Professor Whitlock has vast experience on Africa and on research examining identity-based political violence and decision-making with a particular interest in operational early warning and response (EWR). Currently based in Dakar, Mark Whitlock is a faculty advisor of the Columbia University's Negotiation and Conflict Resolution Program, where he teaches the Capstone Thesis seminars. He previously taught in the New York University’s Global Affairs Program where he designed the courses State-building and International Policy and Prevention of Mass Killing. Whitlock is the co-founder of Harding & Whitlock LLC, an education technology and conflict analytics consultancy in New York in which he designs training simulations (web-based and table-top) for clients exploring diverse phenomena, including conflict early warning and assessment, inter-communal escalation, and decision-making.

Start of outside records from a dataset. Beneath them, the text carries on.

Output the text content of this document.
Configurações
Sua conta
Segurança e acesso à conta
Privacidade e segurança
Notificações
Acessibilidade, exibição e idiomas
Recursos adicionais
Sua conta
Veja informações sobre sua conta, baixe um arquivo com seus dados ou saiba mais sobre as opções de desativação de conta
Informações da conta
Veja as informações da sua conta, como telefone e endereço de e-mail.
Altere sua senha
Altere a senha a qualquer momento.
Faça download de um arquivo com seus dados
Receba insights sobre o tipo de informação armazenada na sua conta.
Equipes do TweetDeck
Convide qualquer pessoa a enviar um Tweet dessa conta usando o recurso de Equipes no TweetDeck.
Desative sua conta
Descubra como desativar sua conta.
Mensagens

His research has analysed the theory to practice nexus (“Leveraging Web-Based Environments for Mass Atrocity Prevention," Simulation & Gaming, February 2013, vol. 44 no. 1, 94-117). He has conducted prevention trainings and consulted on regional early warning architectures primarily in Sub-Saharan Africa and Central Europe with organizations including The Economic Community of West African States (ECOWAS), The Intergovernmental Authority on Development (IGAD), and The Visegrad Group

Prof Le Fevre is the Director of Research and Cooperation of the Budapest Centre. He teaches International Law and Diplomacy at the LUISS University of Rome. Professor Le Fevre has been the key person in the drafting of the European Union and African Mass Atrocities Task Force projects and a member of the EU Task Force. He has a vast knowledge of Africa and mass atrocities prevention and contributes to the Task Force as Research Supervisor and Researcher on Horizontal Issues

Chair of the Budapest Centre. Dr Tatar has worked in senior management of the Hungarian Ministry of Foreign Affairs for nearly three decades and was in charge of conflict prevention and emerging horizontal security issues in the Council Secretariat of the European Union for seven years. Dr. Tatar has been the key person in shaping the composition of the EU Mass Atrocities Task Force and the responsible in charge of conducting the conversation with the EU institutions for the adoption of the recommendations contained in the report. Dr. Tatar acts as Project Manager of the Task Force and main representative of the Budapest Centre

Leading African academics & practitioners contributing to make the prevention of mass atrocities a priority of the African Union Regional Organization’s policies.